The question of whether or not to have a child has become a feverish obsession over the past two years amongst my friends and I. Nearly every time we speak these days, invariably, conversation will turn to the question; at stovetops while we make dinner, over wines or during long walks with coffee. We’re addicted to asking all of the questions: “Will you do it?” “What has your friend said about it?” “When do you think you’ll go through with it?” We’re all caught in a loop, with the only realistic ticket out being one of the most profound decisions we’ll make in our lifetimes. 

I feel the burden of this question at home constantly, too. From time to time, my partner and I will speak with confidence about “When we have children” but just as quickly we’ll retract days later with a “Yeah, actually – I don’t think it’s a good idea”. This cycle may continue until we both simply die. For some people, it seems like their desire to become a parent has been long-nurtured and near unwavering. Some people seem to experience an imperative that embraces all of the questions and concerns and holds them steadily on their march towards parenthood. I am so wildly jealous of those people. 

Of course, questioning whether or not to have children is hardly new and works like Gina Rushton’s book, The Most Important Job In The World’ reflect on the overwhelm we feel as we reflect on questions around the climate crisis, gender roles, and the pain of sacrificing career progression (obviously, a far more pronounced issue for women than men in heterosexual relationships).
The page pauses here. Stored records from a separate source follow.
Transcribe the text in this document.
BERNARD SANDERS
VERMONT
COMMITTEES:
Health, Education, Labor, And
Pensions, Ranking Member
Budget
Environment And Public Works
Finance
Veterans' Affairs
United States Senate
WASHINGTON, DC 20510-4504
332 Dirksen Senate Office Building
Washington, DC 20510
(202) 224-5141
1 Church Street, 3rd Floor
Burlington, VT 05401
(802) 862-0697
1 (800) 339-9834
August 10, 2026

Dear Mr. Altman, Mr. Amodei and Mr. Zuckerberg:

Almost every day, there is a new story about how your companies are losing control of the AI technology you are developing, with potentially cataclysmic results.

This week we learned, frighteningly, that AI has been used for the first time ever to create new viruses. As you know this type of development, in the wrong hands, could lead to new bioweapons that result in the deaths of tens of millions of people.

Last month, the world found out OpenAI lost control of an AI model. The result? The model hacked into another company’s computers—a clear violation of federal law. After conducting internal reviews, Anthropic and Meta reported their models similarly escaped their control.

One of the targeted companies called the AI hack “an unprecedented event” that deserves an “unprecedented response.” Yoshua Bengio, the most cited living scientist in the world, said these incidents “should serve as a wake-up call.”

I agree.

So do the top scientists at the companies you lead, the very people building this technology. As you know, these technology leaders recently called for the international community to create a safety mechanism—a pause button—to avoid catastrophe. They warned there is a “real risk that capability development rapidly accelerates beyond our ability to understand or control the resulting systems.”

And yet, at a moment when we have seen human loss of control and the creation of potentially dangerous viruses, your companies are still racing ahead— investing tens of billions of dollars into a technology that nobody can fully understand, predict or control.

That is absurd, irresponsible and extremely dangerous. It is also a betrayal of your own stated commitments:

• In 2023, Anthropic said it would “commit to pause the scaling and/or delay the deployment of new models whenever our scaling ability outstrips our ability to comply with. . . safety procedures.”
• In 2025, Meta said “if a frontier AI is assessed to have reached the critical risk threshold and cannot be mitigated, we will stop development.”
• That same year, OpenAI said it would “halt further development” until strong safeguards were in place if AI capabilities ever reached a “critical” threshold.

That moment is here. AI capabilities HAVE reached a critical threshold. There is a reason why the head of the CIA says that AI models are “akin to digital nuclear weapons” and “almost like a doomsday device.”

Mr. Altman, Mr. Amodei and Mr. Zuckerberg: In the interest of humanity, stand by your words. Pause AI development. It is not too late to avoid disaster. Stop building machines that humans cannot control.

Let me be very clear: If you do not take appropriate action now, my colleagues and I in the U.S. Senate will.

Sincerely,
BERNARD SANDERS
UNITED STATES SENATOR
However, I also think that, besides these considerations, millennials and Gen Z right now are looking at the growing issues of financial and housing strain that make the whole thing feel that much more impossible. 

The decision to have a child can be driven by a deep-seated emotional desire, but there are also unavoidably pragmatic elements to it. And recently, the clash between that desire and that pragmatism has become so much more tipped in favour of the latter. The cost of rent (let alone a housing deposit) has become so absurdly untenable in Australia’s capital cities that middle-aged people are being forced to either exit cities in droves or move back in with parents. Despite the federal government’s recent move to ‘wipe’ $3 billion in HECS debts by altering indexation, the cost of tertiary education continues to rise, with the average HECS debt of somebody in their 20s sitting at around $30,000 (a rise of 145% of what we would have seen in 2005-6). In some parts of Sydney and Melbourne, childcare has risen to up to $200 per day, leaving many with stressful decisions about household income and careers. Recent estimates state that the cost of raising a child until adulthood reaches around $30,000 a year – a figure that simply does not make sense for a growing number of people. 

All of this in mind, it’s little wonder that Australia’s birth rate has now dropped to around 1.6 (the magic number for a population to sustain itself over time is 2.1) and research projects that in just over a decade Australia’s population will be set to decline – that is, without international migration. I would love to be a parent but we can scarcely afford to support ourselves. I would love to be a parent but we live in a rental and cannot afford a house. I would love to be a parent but neither of our careers are secure enough to afford our child long-term stability. 

While I think that the question of whether or not to have a child is always accompanied by a certain amount of complexity, these external forces are keeping so many of us in this limbo and it’s becoming increasingly clear that generational inequality is not only impacting the generations we’re part of, it will have huge ramifications for the generations we could be producing. We should rightly be angry about this – the way that the trajectory of our lives, and the fundamental human experience of having children is being altered by a potent combination of greed and poor policy. People who choose not to have children are so often (bizarrely) accused of selfishness and, for those of us who feel so agonised by the decision to have children in light of these broad, unyielding pressures, I would say: it’s not our selfishness that got us here.